What SafeLand is
SafeLand leverages the availability of real-time data from landing aircraft to measure and report runway surface conditions.
Analyzing data from a broad network of nearly 1,500 connected aircraft, SafeLand generates landing reports for all runways where connected aircraft land and identifies when friction limited braking occurs—i.e., when an aircraft experiences or utilizes the full amount of friction available from the tire / runway surface interface. Once the friction limit of a runway has been reached, the pilot can increase brake pressure to any level, but the frictional force will not increase.
When a connected aircraft encounters friction limited braking, SafeLand uses the experienced friction coefficient at the friction limit to assign the appropriate RwyCC and braking action description, as per FAA AC 25-32, which defines the range of wheel braking coefficients corresponding to each RCAM category. Conditions are reported using standard TALPA nomenclature: 6—Dry, 5—Good, 4—Good to Medium, 3—Medium, 2—Medium to Poor, 1—Poor, and 0—Nil. All reports are de-identified and provide only the specific airport, runway, landing time, meteorological conditions, and experienced friction; consistent with FOQA standard practices, no data from airplane landing files, flight numbers, tail numbers, or airplane types are reported.

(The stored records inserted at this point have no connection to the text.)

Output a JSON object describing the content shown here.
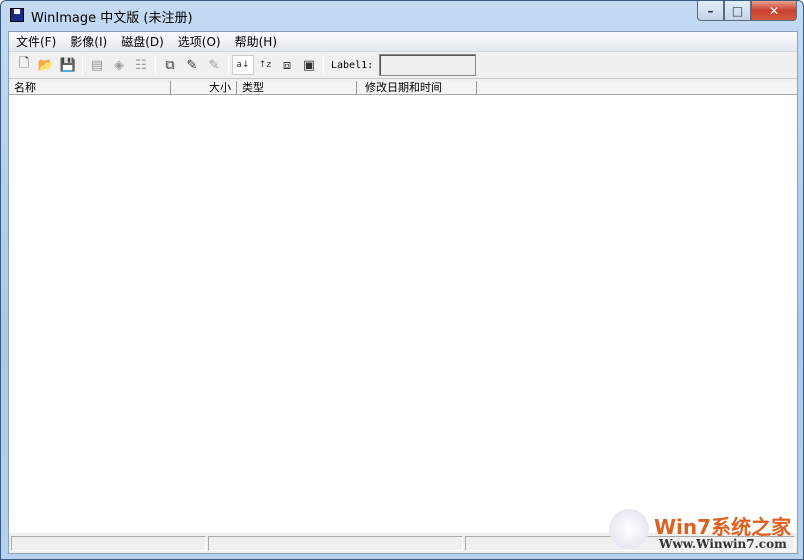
{
  "window": {
    "title": "WinImage 中文版 (未注册)",
    "minimize": "–",
    "maximize": "□",
    "close": "✕"
  },
  "menu": [
    "文件(F)",
    "影像(I)",
    "磁盘(D)",
    "选项(O)",
    "帮助(H)"
  ],
  "toolbar": {
    "icons": [
      "new-icon",
      "open-icon",
      "save-icon",
      "extract-icon",
      "inject-icon",
      "select-icon",
      "copy-disk-icon",
      "write-disk-icon",
      "format-disk-icon",
      "sort-name-icon",
      "sort-reverse-icon",
      "properties-icon",
      "info-icon"
    ],
    "label_text": "Label1:",
    "label_value": ""
  },
  "columns": [
    "名称",
    "大小",
    "类型",
    "修改日期和时间"
  ],
  "watermark": {
    "brand": "Win7系统之家",
    "url": "Www.Winwin7.com"
  }
}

Users can access this information via SafeLand reports or through their legacy systems. The latter is accomplished by integrating the data using AST’s Applied Program Interface.Reports are available in multiple formats and are color coded for quick and easy interpretation. Users can select airports of primary interest (high traffic, feeder, diversion, etc.) to customize their view of recent landings and fit their situational awareness and decision making needs.

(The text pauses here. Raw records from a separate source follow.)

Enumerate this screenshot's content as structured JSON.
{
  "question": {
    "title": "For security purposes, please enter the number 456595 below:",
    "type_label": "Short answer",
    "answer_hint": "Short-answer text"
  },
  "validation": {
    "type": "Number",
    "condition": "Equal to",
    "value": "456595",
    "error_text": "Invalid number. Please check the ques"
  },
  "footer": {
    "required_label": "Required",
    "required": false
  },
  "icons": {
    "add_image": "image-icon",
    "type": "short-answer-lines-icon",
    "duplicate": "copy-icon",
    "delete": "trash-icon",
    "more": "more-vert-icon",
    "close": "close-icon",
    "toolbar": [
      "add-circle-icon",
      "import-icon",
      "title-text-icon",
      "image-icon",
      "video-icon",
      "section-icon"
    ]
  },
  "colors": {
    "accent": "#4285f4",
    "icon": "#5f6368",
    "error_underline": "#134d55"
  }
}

Users also have the option to set up customizable alerts to have system notify them when a runway condition code below a certain threshold is reported. Users can set the relevant threshold, select airports of interest for alert generation purposes, and specify e-mail, SMS, or both as the delivery mechanism.

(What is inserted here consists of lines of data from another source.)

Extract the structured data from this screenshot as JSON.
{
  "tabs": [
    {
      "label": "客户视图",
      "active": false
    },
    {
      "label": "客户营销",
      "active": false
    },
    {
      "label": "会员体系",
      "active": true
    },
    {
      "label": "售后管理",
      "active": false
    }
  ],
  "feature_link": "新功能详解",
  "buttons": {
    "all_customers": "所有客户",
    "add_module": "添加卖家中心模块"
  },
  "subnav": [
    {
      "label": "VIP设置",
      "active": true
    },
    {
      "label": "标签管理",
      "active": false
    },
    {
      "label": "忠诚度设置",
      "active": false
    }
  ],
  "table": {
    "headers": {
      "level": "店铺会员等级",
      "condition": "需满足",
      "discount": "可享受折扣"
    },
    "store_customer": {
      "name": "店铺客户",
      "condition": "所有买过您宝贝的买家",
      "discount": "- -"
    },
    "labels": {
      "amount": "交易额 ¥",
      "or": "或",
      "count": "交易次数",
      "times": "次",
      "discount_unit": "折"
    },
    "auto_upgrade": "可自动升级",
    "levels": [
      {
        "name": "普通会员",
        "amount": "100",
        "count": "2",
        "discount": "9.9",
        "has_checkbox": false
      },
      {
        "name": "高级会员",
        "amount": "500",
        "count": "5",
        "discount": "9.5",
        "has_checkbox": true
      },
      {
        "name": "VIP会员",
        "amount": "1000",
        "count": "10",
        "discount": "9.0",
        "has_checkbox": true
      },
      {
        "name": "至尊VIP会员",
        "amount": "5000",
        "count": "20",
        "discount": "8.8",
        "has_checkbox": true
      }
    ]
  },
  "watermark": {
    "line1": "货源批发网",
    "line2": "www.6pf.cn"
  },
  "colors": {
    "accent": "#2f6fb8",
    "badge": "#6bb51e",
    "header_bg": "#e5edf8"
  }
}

The computational model used in SafeLand has been tested in operational and scientific contexts over the past twelve years. It has been used to aid accident and incident investigations. The model has also been used in aircraft testing in the US, Japan, Germany, and Canada. It has been tested in scientific research within the Joint Winter Runway Friction Program (sponsored by NASA, FAA, JAA, Transport Canada and other research organizations). In 2011, a prototyping exercise with commercial carriers, involving several different airplane types, further enhanced the reliability and accuracy of the SafeLand model. The reporting system has been successfully tested on several models of modern aircraft.
Benefits & advantages over current methods
Most significantly, SafeLand provides dependable, objectively-measured runway information. Friction measurements obtained from CFME and decelerometers are not reliably related to the friction experienced by an aircraft tire, as friction results are significantly affected by scale (e.g., by weight, tire dimensions, speed, etc.). SafeLand solves this problem by using aircraft as the friction-measuring device.
In addition, SafeLand calculates experienced runway friction in a standardized way, taking into account a host of aircraft-specific parameters and other factors that affect braking action (e.g., tire design, tire pressure, flap positions, engine thrust forces, cross winds, residual lift, ambient temperature). Thus, unlike other means of measuring runway friction, SafeLand accounts for variations and delivers a normalized runway condition report—one that is independent of aircraft type, tire variations, runway surface material, etc.
By providing a steady flow of operator-independent runway assessments, SafeLand should also increase runway uptime and improve safety. During periods of high activity, SafeLand reports will occur within minutes of each other, allowing an airport to monitor runway conditions without needing to close runways for exploratory contamination or friction measurement tests. This data pattern should also allow airport operators to easily see conditions deteriorating and proactively maintain runway surfaces, leading to safer operating conditions, improved flow control, shorter runway downtime, and better schedule reliability.